Akooji Badat is one of the taxi drivers at Birstall who is protesting about the reduction in rank space around the market. (10120816)
Akooji Badat is one of the taxi drivers at Birstall who is protesting about the reduction in rank space around the market. (10120816)

TAXI drivers are being warned to be on their guard against thieves using them as unwitting getaway drivers.

Fliers are being posted around taxi offices and mosques to warn drivers about thieves, and asking them to look out for suspicious-looking loot.

The warning comes from Insp Dave Barnett, who said the aim was to stop thieves getting away by road: “Thieves and burglars use many types of transport, but as road policing initiatives are designed to deny criminals the use of the roads, it is becoming riskier for burglars to use their own vehicles.

“Using what appear to be legitimate vehicles with no linked intelligence means that historically taxis and private hire vehicles are less likely to be stopped by the police reacting to the report of a recent burglary.”

Insp Barnett said with the current ‘must-haves’ being small electrical items, such as laptops, iPads, games consoles and smart phones, it was easy for them to conceal them from taxi drivers.

“Add cash and jewellery to that list and you’ll see how easy it would be to remove large value goods discreetly,” he added.

“I’m also sure that any thief would be able to think of a plausible reason for carrying a large item like an LCD TV, but these are the sort of things we are asking the drivers to look out for and report their suspicions.”

Kirklees Hackney Carriage Association secretary Akooji Badad said it was often easy to spot a thief getting into a taxi, but the trouble was reporting them without putting a driver at risk.

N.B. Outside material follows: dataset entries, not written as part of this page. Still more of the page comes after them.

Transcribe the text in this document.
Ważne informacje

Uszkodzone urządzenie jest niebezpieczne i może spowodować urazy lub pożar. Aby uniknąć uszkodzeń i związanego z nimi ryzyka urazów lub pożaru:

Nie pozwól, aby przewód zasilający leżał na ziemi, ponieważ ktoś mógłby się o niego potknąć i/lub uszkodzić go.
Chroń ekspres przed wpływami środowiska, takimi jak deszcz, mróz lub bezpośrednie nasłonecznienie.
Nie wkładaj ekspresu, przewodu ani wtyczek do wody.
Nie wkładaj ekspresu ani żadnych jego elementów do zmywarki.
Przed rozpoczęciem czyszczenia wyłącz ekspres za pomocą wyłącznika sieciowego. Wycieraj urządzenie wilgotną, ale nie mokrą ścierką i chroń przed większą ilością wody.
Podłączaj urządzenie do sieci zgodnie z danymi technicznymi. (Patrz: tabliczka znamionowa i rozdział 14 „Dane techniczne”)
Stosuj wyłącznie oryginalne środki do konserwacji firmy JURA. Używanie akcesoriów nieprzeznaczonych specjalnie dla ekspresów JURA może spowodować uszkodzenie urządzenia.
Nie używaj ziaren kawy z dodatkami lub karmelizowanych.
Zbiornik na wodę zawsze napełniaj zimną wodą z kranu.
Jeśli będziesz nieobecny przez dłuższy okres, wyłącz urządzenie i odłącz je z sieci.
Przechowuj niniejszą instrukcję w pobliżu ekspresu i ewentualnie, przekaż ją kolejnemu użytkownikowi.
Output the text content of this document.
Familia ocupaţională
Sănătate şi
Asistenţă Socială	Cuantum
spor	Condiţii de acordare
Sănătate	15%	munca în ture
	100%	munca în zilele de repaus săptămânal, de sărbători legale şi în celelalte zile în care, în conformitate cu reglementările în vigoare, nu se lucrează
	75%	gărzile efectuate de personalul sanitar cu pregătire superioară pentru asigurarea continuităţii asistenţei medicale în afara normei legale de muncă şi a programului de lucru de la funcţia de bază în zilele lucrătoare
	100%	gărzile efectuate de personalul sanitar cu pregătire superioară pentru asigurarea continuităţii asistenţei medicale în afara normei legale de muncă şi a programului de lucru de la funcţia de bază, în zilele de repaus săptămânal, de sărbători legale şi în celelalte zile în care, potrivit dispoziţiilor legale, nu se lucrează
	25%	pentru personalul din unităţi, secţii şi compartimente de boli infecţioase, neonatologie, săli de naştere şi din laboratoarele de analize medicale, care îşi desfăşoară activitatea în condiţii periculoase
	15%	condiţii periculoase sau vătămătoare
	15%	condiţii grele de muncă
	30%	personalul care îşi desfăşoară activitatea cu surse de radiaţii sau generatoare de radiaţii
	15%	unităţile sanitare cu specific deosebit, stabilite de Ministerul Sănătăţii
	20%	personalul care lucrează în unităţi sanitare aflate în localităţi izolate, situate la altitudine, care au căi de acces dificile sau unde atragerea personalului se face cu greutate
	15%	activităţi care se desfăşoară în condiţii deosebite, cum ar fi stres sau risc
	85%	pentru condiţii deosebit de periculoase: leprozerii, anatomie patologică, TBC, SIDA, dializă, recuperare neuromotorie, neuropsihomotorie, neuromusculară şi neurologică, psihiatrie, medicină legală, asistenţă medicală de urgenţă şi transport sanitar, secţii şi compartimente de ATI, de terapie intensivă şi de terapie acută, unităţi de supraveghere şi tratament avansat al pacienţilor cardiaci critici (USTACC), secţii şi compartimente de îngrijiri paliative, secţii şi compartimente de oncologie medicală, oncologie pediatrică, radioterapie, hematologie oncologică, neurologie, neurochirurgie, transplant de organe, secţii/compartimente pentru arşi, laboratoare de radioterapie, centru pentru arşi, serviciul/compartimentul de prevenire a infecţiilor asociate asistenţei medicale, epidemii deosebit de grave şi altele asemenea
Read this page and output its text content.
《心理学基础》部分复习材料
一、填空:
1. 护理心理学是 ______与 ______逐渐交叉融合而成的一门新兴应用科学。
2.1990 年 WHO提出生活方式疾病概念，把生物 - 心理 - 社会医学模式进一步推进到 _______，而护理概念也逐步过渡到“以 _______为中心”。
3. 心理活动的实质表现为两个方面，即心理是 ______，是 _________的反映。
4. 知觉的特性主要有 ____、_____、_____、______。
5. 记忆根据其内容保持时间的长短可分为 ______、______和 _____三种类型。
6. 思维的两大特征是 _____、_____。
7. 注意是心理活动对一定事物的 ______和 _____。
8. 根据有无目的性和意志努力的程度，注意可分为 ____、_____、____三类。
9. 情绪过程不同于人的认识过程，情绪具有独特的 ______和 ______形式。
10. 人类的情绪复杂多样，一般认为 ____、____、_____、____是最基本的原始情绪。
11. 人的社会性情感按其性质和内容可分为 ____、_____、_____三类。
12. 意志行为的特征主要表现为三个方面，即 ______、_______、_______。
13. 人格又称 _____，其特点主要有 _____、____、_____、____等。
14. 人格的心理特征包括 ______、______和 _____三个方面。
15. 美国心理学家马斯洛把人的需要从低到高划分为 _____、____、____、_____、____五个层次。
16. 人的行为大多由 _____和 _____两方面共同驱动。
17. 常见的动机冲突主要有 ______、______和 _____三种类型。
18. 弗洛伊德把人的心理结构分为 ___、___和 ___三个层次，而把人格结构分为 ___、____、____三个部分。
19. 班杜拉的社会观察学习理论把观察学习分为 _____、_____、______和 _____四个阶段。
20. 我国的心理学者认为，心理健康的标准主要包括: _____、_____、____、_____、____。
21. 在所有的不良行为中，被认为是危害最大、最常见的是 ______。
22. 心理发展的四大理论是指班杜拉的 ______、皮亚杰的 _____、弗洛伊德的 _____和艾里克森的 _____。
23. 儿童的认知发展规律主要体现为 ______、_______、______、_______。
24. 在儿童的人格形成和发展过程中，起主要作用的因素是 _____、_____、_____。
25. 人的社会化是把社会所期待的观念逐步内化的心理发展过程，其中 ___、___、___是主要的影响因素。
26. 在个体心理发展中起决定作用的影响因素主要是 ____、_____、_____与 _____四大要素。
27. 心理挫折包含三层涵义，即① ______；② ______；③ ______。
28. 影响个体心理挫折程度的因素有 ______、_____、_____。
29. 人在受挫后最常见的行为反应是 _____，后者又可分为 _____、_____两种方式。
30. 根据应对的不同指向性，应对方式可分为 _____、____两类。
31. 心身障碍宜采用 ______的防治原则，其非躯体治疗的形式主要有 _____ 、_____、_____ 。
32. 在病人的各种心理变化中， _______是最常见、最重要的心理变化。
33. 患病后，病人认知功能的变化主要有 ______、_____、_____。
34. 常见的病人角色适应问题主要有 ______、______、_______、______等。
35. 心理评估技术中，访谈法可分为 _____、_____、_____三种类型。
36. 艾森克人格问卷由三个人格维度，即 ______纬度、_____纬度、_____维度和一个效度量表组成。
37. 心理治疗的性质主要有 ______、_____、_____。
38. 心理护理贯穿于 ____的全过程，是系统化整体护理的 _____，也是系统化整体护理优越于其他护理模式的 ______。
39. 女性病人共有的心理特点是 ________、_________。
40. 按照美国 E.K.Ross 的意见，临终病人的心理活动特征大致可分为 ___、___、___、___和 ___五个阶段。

He said: “Crooks are always wanting taxi drivers to transport them. The obvious things we can look out for is the type of baggage they come with, sometimes people put things in the boot we know isn’t their usual furniture.

“Usually we would transport these people, but then report it to the police as soon as we can. Obviously we have to be careful about how they would react if we treated them any differently from a usual customer.”

Insp Barnett said it was important drivers used common sense in reporting suspicious behaviour, and contact the police.